Religious, caste or misogynistic prejudices are bred within the domestic set-up itself by a generation that is “damaged beyond repair”, said writer Bolwar Mahamad Kunhi during theMangalore University-level Literary Conference here on Saturday.
The Kendra Sahitya Academy award-winner said parents are to be blamed for the bias in a young mind which leads to prejudice in society. “Parents are the ones who tell their children that it is correct only to worship ‘our’ gods and not ‘their’ gods. Similarly, none of us know which caste we are because our forefathers have been converted and reconverted many times. And yet, we fight in the name of caste as it has been drilled into us to aspire towards a higher caste,” he said and added that the need to propagate caste superiority even sees ‘Bhootakolas’ being tinged with caste.

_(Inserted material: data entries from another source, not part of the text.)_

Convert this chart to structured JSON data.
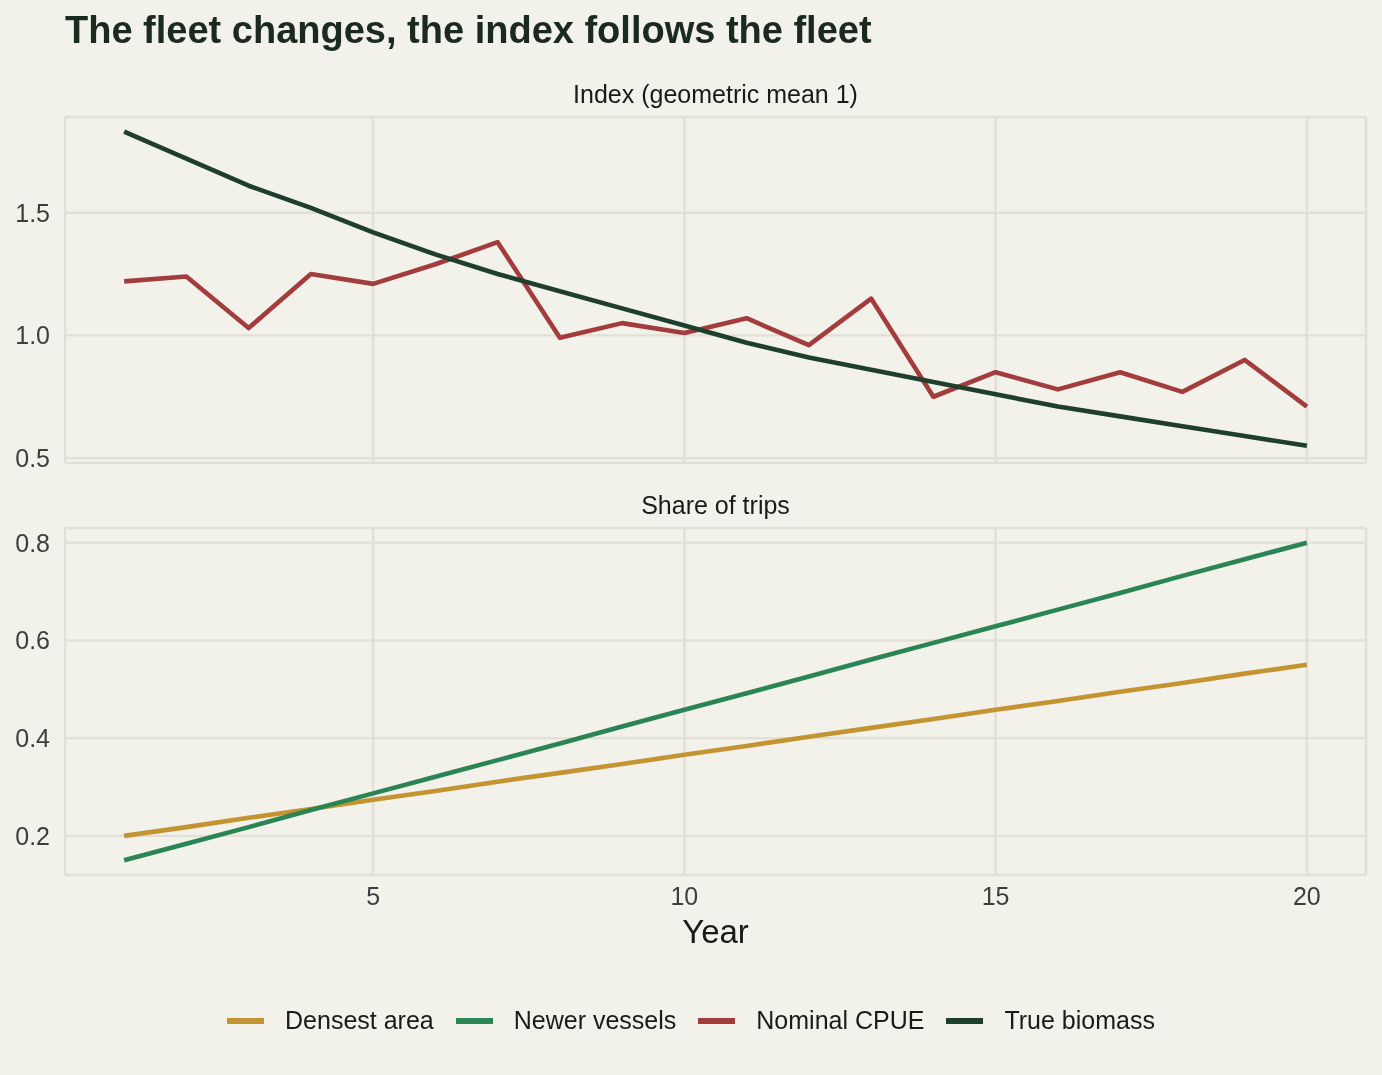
{
  "chart_data": [
    {
      "type": "line",
      "title": "The fleet changes, the index follows the fleet",
      "subtitle": "Index (geometric mean 1)",
      "x": [
        1,
        2,
        3,
        4,
        5,
        6,
        7,
        8,
        9,
        10,
        11,
        12,
        13,
        14,
        15,
        16,
        17,
        18,
        19,
        20
      ],
      "xlim": [
        0.05,
        20.95
      ],
      "xticks": [
        5,
        10,
        15,
        20
      ],
      "ylim": [
        0.48,
        1.89
      ],
      "yticks": [
        0.5,
        {
          "value": 1,
          "label": "1.0"
        },
        1.5
      ],
      "tick_labels": "y",
      "grid": true,
      "legend": "bottom",
      "series": [
        {
          "name": "Nominal CPUE",
          "color": "#a33c3c",
          "values": [
            1.22,
            1.24,
            1.03,
            1.25,
            1.21,
            1.29,
            1.38,
            0.99,
            1.05,
            1.01,
            1.07,
            0.96,
            1.15,
            0.75,
            0.85,
            0.78,
            0.85,
            0.77,
            0.9,
            0.71
          ]
        },
        {
          "name": "True biomass",
          "color": "#1e3f2c",
          "values": [
            1.83,
            1.72,
            1.61,
            1.52,
            1.42,
            1.33,
            1.25,
            1.18,
            1.11,
            1.04,
            0.97,
            0.91,
            0.86,
            0.81,
            0.76,
            0.71,
            0.67,
            0.63,
            0.59,
            0.55
          ]
        }
      ]
    },
    {
      "type": "line",
      "title": "Share of trips",
      "xlabel": "Year",
      "x": [
        1,
        2,
        3,
        4,
        5,
        6,
        7,
        8,
        9,
        10,
        11,
        12,
        13,
        14,
        15,
        16,
        17,
        18,
        19,
        20
      ],
      "xlim": [
        0.05,
        20.95
      ],
      "xticks": [
        5,
        10,
        15,
        20
      ],
      "ylim": [
        0.12,
        0.83
      ],
      "yticks": [
        0.2,
        0.4,
        0.6,
        0.8
      ],
      "grid": true,
      "legend": "bottom",
      "series": [
        {
          "name": "Densest area",
          "color": "#c49433",
          "values": [
            0.2,
            0.218,
            0.237,
            0.255,
            0.274,
            0.292,
            0.311,
            0.329,
            0.347,
            0.366,
            0.384,
            0.403,
            0.421,
            0.439,
            0.458,
            0.476,
            0.495,
            0.513,
            0.532,
            0.55
          ]
        },
        {
          "name": "Newer vessels",
          "color": "#2a8454",
          "values": [
            0.15,
            0.184,
            0.218,
            0.253,
            0.287,
            0.321,
            0.355,
            0.389,
            0.424,
            0.458,
            0.492,
            0.526,
            0.561,
            0.595,
            0.629,
            0.663,
            0.697,
            0.732,
            0.766,
            0.8
          ]
        }
      ]
    }
  ]
}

With religion being propagated fervently in the house itself, it wasn’t surprising that stereotyping women based on figures from religious textbooks is imposed upon society, said Mr. Kunhi.
“Our religious texts are the biggest hurdles in women’s empowerment. Women are expected to be the Sati-Savithri types, where they even feel ashamed to hang their undergarments in the balcony,” he said, and his point was buttressed by the noticeable giggle from the girls in the audience at the mention of the undergarments.
“Religion is written by man, and so, society naturally becomes a male-dominated set-up. Even language has a masculine tinge to it. Take the sign ‘men at work’, that is put in construction sites even though women work in them too,” said Mr. Kunhi.
Commenting on the ‘burqa’ issue which he said though many looked at it as a sign of misogyny, Muslim students wearing burqa should be treated delicately. “Those who wear burqa to schools are probably among the first women in their families to be educated. The families have had no exposure to education, and the parents do not know how it will be like for a girl. They force the burqa on the girls, fearing remonstration from the masjid. But I know that most of these girls, when they become parents may not force the burqa on their daughters,” he said.
He lamented the lack of representation of Muslims in literature, explaining that in texts written by those from other religions, Muslims are only transient characters and never the protagonists. “It’s like they’ve left these characters to Muslim writers. Or perhaps, they have a fear of repercussion for misrepresenting Muslims,” said Mr. Kunhi.